GO Healthy among the brands acquired by Nestlé Health Science
The Overseas Investment Office has revealed that Nestlé Health Science has paid $375 million to purchase Auckland supplement firm The Better Health Company.
According to the National Business Review, Nestlé has been making a number of purchases this year of businesses centred on health and wellness but this was its first in this region- and it is not expected to be the last.
When the deal was announced in June this year, Jennifer Chappell, the CEO of Nestlé’s business in New Zealand, said it would strengthen its presence not just in New Zealand but more broadly across the region.
Swiss-owned Nestlé Health Science has acquired The Better Health Company in its entirety, the NBR reports.
TBHC is the parent company of the GO Healthy brand, one of New Zealand’s largest vitamin and mineral supplement brands; Auckland manufacturing facility New Zealand Health Manufacturing; and the mānuka honey brand Egmont, which operates beekeeping and the production, manufacture, and supply of mānuka honey.

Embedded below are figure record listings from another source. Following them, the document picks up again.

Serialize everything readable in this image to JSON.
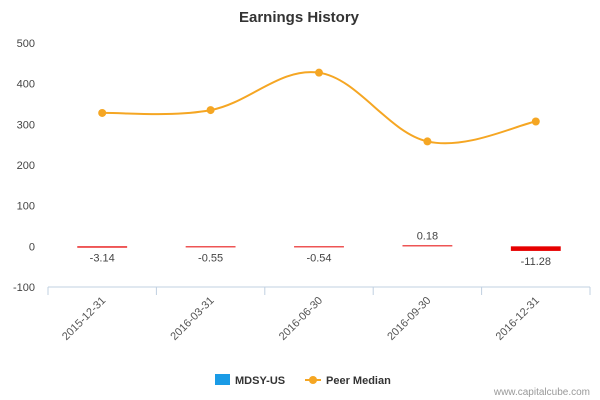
{
  "chart_data": {
    "type": "bar",
    "title": "Earnings History",
    "categories": [
      "2015-12-31",
      "2016-03-31",
      "2016-06-30",
      "2016-09-30",
      "2016-12-31"
    ],
    "y_ticks": [
      "500",
      "400",
      "300",
      "200",
      "100",
      "0",
      "-100"
    ],
    "ylim": [
      -100,
      500
    ],
    "series": [
      {
        "name": "MDSY-US",
        "type": "bar",
        "values": [
          -3.14,
          -0.55,
          -0.54,
          0.18,
          -11.28
        ],
        "labels": [
          "-3.14",
          "-0.55",
          "-0.54",
          "0.18",
          "-11.28"
        ],
        "bar_colors": [
          "#e60000",
          "#e60000",
          "#e60000",
          "#e60000",
          "#e60000"
        ],
        "legend_color": "#1a9be6"
      },
      {
        "name": "Peer Median",
        "type": "line",
        "values": [
          328,
          335,
          427,
          258,
          307
        ],
        "color": "#f5a623"
      }
    ],
    "legend": {
      "position": "bottom-center"
    },
    "grid": false
  },
  "credit": "www.capitalcube.com"
}
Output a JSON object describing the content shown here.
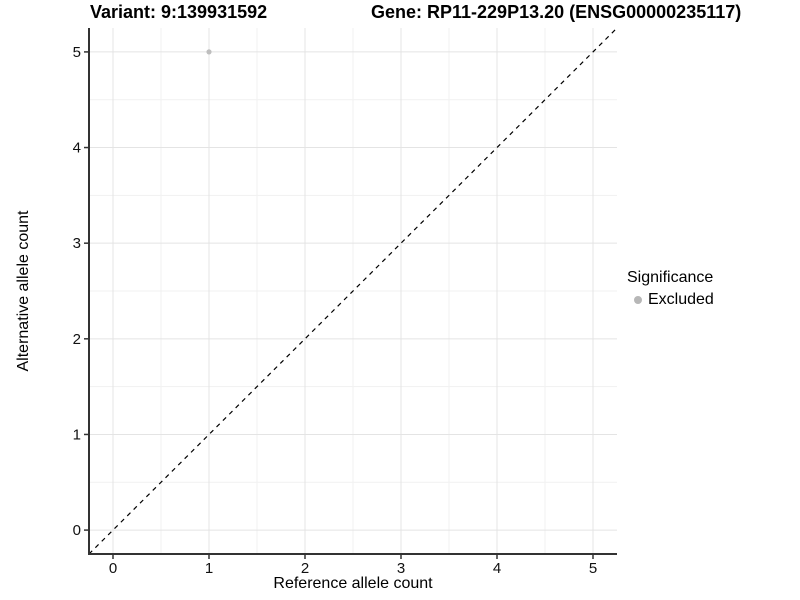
{
  "header": {
    "variant_title": "Variant: 9:139931592",
    "gene_title": "Gene: RP11-229P13.20 (ENSG00000235117)"
  },
  "legend": {
    "title": "Significance",
    "items": [
      {
        "label": "Excluded",
        "color": "#b7b7b7"
      }
    ]
  },
  "chart_data": {
    "type": "scatter",
    "titles": [
      "Variant: 9:139931592",
      "Gene: RP11-229P13.20 (ENSG00000235117)"
    ],
    "xlabel": "Reference allele count",
    "ylabel": "Alternative allele count",
    "xlim": [
      -0.25,
      5.25
    ],
    "ylim": [
      -0.25,
      5.25
    ],
    "xticks": [
      0,
      1,
      2,
      3,
      4,
      5
    ],
    "yticks": [
      0,
      1,
      2,
      3,
      4,
      5
    ],
    "minor_gridlines": [
      0.5,
      1.5,
      2.5,
      3.5,
      4.5
    ],
    "grid": "major+minor",
    "legend_position": "right",
    "legend_title": "Significance",
    "series": [
      {
        "name": "Excluded",
        "color": "#bebebe",
        "points": [
          {
            "x": 1,
            "y": 5
          }
        ]
      }
    ],
    "reference_line": {
      "slope": 1,
      "intercept": 0,
      "style": "dashed",
      "color": "#000000"
    }
  },
  "style": {
    "major_grid_color": "#e4e4e4",
    "minor_grid_color": "#f1f1f1",
    "axis_line_color": "#333333",
    "tick_mark_color": "#333333",
    "tick_label_color": "#111111",
    "point_color": "#bebebe",
    "dash_color": "#000000"
  }
}
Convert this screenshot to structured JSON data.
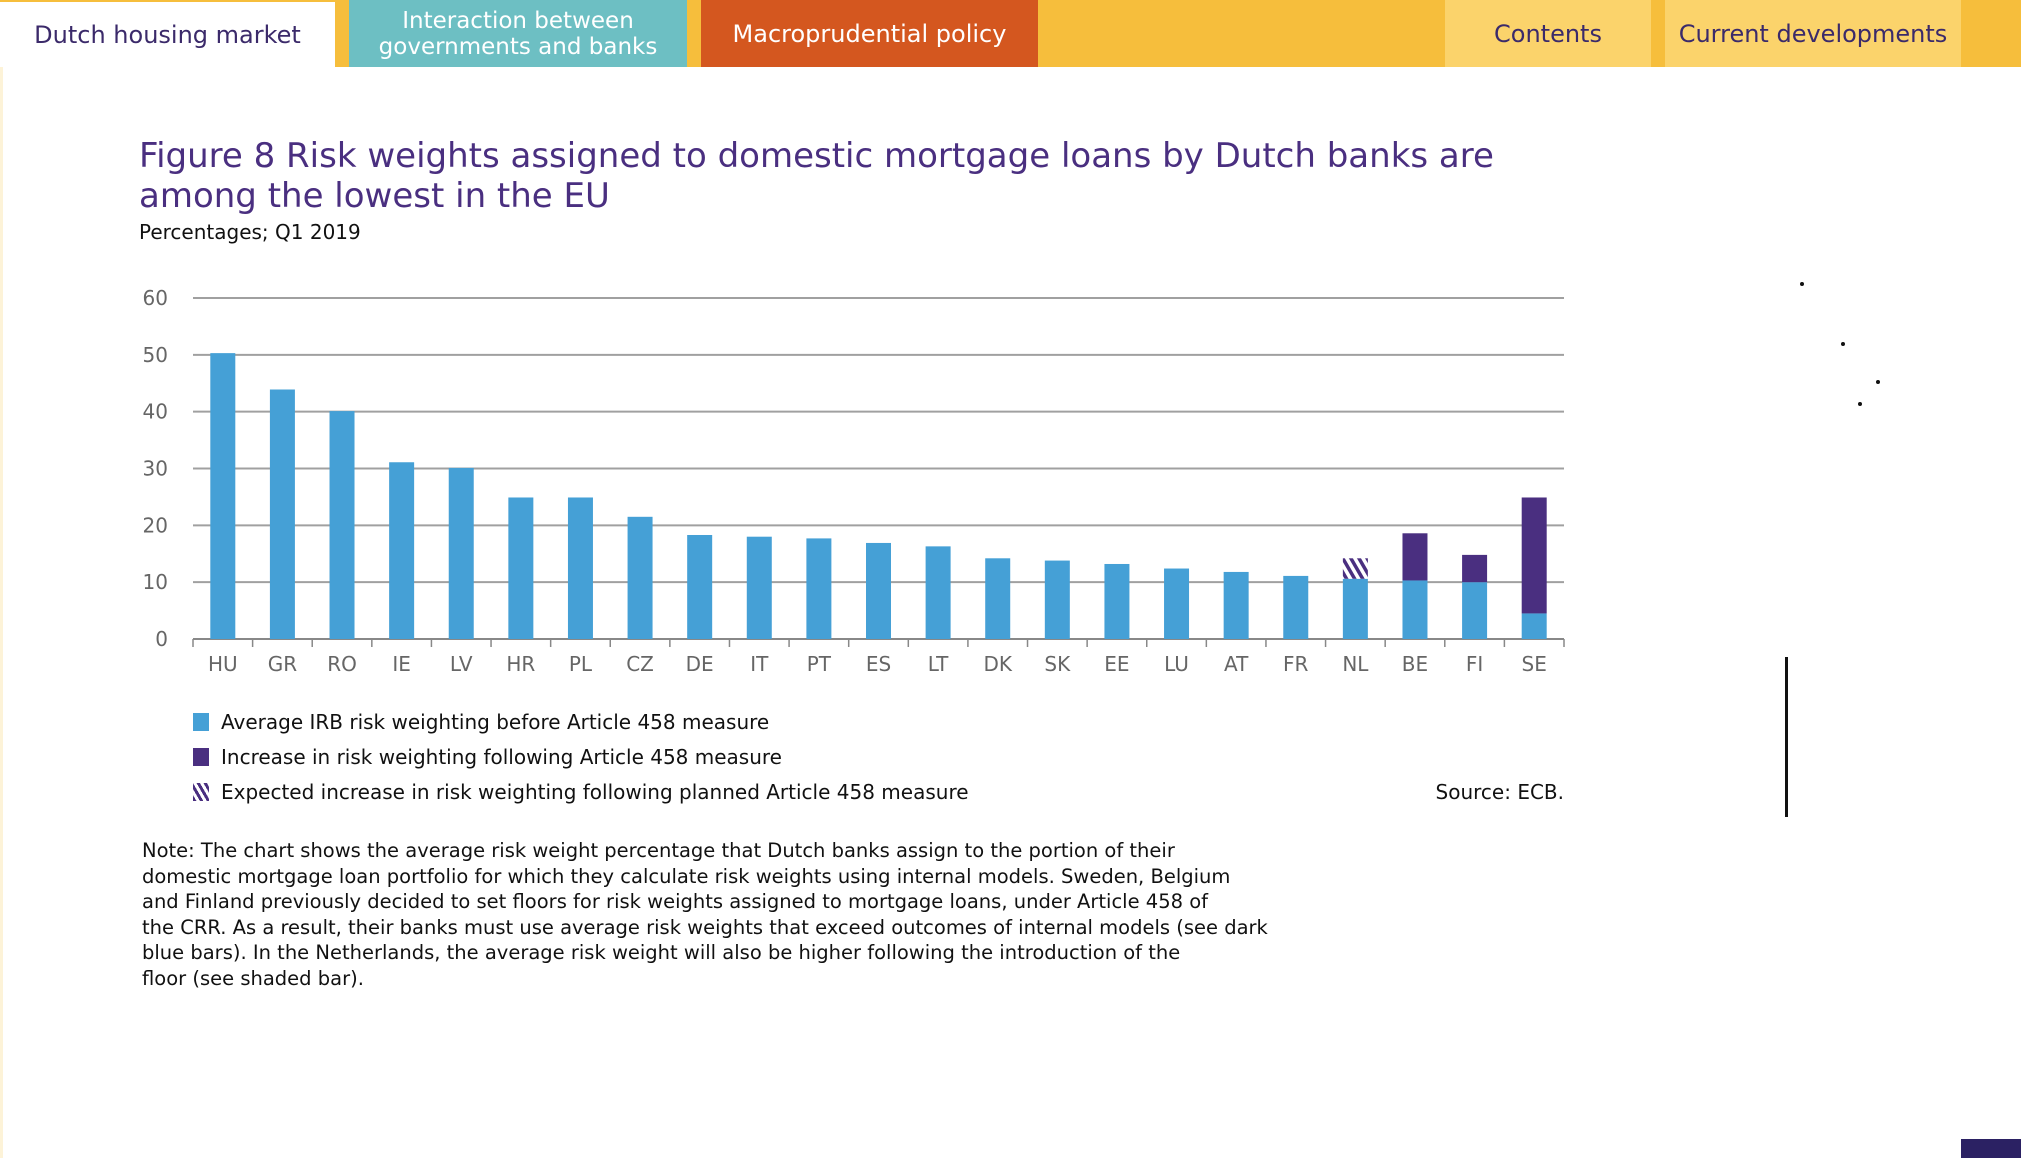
{
  "nav": {
    "tabs": [
      {
        "label": "Dutch housing market",
        "color": "#ffffff"
      },
      {
        "label": "Interaction between governments and banks",
        "color": "#6dbfc3"
      },
      {
        "label": "Macroprudential policy",
        "color": "#d4571f"
      },
      {
        "label": "Contents",
        "color": "#fbd36b"
      },
      {
        "label": "Current developments",
        "color": "#fbd36b"
      }
    ]
  },
  "chart_data": {
    "type": "bar",
    "stacked": true,
    "title": "Figure 8  Risk weights assigned to domestic mortgage loans by Dutch banks are among the lowest in the EU",
    "subtitle": "Percentages; Q1 2019",
    "categories": [
      "HU",
      "GR",
      "RO",
      "IE",
      "LV",
      "HR",
      "PL",
      "CZ",
      "DE",
      "IT",
      "PT",
      "ES",
      "LT",
      "DK",
      "SK",
      "EE",
      "LU",
      "AT",
      "FR",
      "NL",
      "BE",
      "FI",
      "SE"
    ],
    "series": [
      {
        "name": "Average IRB risk weighting before Article 458 measure",
        "color": "#45a0d6",
        "pattern": "solid",
        "values": [
          50.3,
          43.9,
          40.1,
          31.1,
          30.1,
          24.9,
          24.9,
          21.5,
          18.3,
          18.0,
          17.7,
          16.9,
          16.3,
          14.2,
          13.8,
          13.2,
          12.4,
          11.8,
          11.1,
          10.6,
          10.3,
          10.0,
          4.5
        ]
      },
      {
        "name": "Increase in risk weighting following Article 458 measure",
        "color": "#4a2f80",
        "pattern": "solid",
        "values": [
          0,
          0,
          0,
          0,
          0,
          0,
          0,
          0,
          0,
          0,
          0,
          0,
          0,
          0,
          0,
          0,
          0,
          0,
          0,
          0,
          8.3,
          4.8,
          20.4
        ]
      },
      {
        "name": "Expected increase in risk weighting following planned Article 458 measure",
        "color": "#4a2f80",
        "pattern": "hatched",
        "values": [
          0,
          0,
          0,
          0,
          0,
          0,
          0,
          0,
          0,
          0,
          0,
          0,
          0,
          0,
          0,
          0,
          0,
          0,
          0,
          3.6,
          0,
          0,
          0
        ]
      }
    ],
    "yticks": [
      0,
      10,
      20,
      30,
      40,
      50,
      60
    ],
    "ylim": [
      0,
      60
    ],
    "grid": true,
    "legend_placement": "bottom-left",
    "source": "Source: ECB.",
    "note": [
      "Note: The chart shows the average risk weight percentage that Dutch banks assign to the portion of their",
      "domestic mortgage loan portfolio for which they calculate risk weights using internal models. Sweden, Belgium",
      "and Finland previously decided to set floors for risk weights assigned to mortgage loans, under Article 458 of",
      "the CRR. As a result, their banks must use average risk weights that exceed outcomes of internal models (see dark",
      "blue bars). In the Netherlands, the average risk weight will also be higher following the introduction of the",
      "floor (see shaded bar)."
    ]
  }
}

The GO healthy brand was already present in Australia, China, Singapore, South Korea, and Vietnam and the Egmont brand was globally known.
Nestlé’s supplements brands include Solgar, Optifast, Sustagen, Alfamino, and Vital Proteins.
As reported in the NBR, TBHC had been 77% owned by ORA New Zealand, which is ultimately owned by Chinese asset management firm CDH Investments via a Cayman Islands entity. CDH Investment first backed TBHC in 2016 when it became its majority investor with an 80% stake.
TBHC bought Egmont Honey in August 2020. The Annabel family, who founded the honey business, then took a 2.9% stake in TBHC.
ORA posted a $3.838m loss in the year to March 31, 2021, with operating expenses and cost of sales outstripping revenue of $120.4m, according to the most recent accounts available on the Companies Office website.
It had $111m of related party loans to ORA Hong Kong and a CDH fund.
The Nestlé deal is expected to close in the fourth quarter of this year.
TBHC employs 270 staff between Auckland, Wellington, Taranaki, Melbourne, and Singapore, with manufacturing handled in New Zealand.